Additional Scripture Translations
Acts 7:20-29, New American Standard Bible (NASB)
20At this time Moses was born; and he was beautiful to God. He was nurtured for three months in his father’s home. 21And after he had been put outside, Pharaoh’s daughter took him away and nurtured him as her own son. 22Moses was educated in all the wisdom of the Egyptians, and he was proficient in speaking and action. 23But when he was approaching the age of forty, it entered his mind to visit his countrymen, the sons of Israel. 24And when he saw one of them being treated unjustly, he defended and took vengeance for the oppressed man by fatally striking the Egyptian. 25And he thought that his brothers understood that God was granting them deliverance through him; but they did not understand. 26And on the following day he appeared to them as they were fighting each other, and he tried to reconcile them to peace, by saying, ‘Men, you are brothers, why are you injuring each other?’ 27But the one who was injuring his neighbor pushed him away, saying, ‘Who made you a ruler and judge over us? 28You do not intend to kill me as you killed the Egyptian yesterday, do you?’ 29At this remark, Moses fled and became a stranger in the land of Midian, where he fathered two sons.
Acts 7:20-29, King James Version (KJV)
20In which time Moses was born, and was exceeding fair, and nourished up in his father’s house three months: 21And when he was cast out, Pharaoh’s daughter took him up, and nourished him for her own son. 22And Moses was learned in all the wisdom of the Egyptians, and was mighty in words and in deeds. 23And when he was full forty years old, it came into his heart to visit his brethren the children of Israel. 24And seeing one of them suffer wrong, he defended him, and avenged him that was oppressed, and smote the Egyptian: 25For he supposed his brethren would have understood how that God by his hand would deliver them: but they understood not. 26And the next day he shewed himself unto them as they strove, and would have set them at one again, saying, Sirs, ye are brethren; why do ye wrong one to another? 27But he that did his neighbour wrong thrust him away, saying, Who made thee a ruler and a judge over us? 28Wilt thou kill me, as thou diddest the Egyptian yesterday? 29Then fled Moses at this saying, and was a stranger in the land of Madian, where he begat two sons.

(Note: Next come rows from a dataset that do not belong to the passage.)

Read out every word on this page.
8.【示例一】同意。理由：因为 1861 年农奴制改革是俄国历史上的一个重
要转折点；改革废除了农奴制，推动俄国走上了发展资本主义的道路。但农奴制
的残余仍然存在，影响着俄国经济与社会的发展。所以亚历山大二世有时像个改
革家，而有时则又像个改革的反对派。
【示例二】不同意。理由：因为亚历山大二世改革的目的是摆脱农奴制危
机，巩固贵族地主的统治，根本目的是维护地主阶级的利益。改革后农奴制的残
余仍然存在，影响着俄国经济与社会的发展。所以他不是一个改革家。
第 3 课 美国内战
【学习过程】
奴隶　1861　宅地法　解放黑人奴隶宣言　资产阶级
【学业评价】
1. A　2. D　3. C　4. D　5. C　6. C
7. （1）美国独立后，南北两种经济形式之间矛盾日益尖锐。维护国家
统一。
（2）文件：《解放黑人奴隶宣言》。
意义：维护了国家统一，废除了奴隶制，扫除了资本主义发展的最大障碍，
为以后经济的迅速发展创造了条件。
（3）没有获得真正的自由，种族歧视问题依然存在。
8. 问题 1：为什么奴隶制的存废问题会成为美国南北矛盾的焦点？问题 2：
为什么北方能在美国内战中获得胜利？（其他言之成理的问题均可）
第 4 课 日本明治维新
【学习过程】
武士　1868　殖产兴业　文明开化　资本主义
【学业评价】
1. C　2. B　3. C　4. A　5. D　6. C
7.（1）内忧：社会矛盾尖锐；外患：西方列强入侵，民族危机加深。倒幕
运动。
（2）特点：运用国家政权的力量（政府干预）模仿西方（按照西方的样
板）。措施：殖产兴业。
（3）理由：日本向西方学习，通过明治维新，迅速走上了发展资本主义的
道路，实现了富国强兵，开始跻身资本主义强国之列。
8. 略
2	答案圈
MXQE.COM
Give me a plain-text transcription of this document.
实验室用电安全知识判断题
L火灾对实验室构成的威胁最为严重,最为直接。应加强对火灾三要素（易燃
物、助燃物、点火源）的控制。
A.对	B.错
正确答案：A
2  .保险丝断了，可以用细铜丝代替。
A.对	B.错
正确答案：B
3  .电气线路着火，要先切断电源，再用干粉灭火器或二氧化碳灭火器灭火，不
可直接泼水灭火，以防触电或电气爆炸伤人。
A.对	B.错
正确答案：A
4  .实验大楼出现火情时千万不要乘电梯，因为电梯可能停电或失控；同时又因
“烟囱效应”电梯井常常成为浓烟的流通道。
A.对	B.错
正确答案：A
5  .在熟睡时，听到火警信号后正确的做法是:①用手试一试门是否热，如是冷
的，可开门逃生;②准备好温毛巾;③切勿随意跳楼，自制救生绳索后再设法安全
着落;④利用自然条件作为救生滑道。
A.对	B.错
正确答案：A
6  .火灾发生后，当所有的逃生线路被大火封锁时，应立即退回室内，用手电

About Dr. Martyn Lloyd-Jones
Dr. Martyn Lloyd-Jones (1899-1981) was a Welsh evangelical minister who preached and taught in the Reformed tradition. His principal ministry was at Westminster Chapel, in central London, from 1939-1968, where he delivered multi-year expositions on books of the bible such as Romans, Ephesians and the Gospel of John. In addition to the MLJ Trust’s collection of 1,600 of these sermons in audio format, most of these great sermon series are available in book form (including a 14 volume collection of the Romans sermons), as are other series such as "Spiritual Depression", "Studies in the Sermon on the Mount" and "Great Biblical Doctrines". He is considered by many evangelical leaders today to be an authority on biblical truth and the sufficiency of Scripture.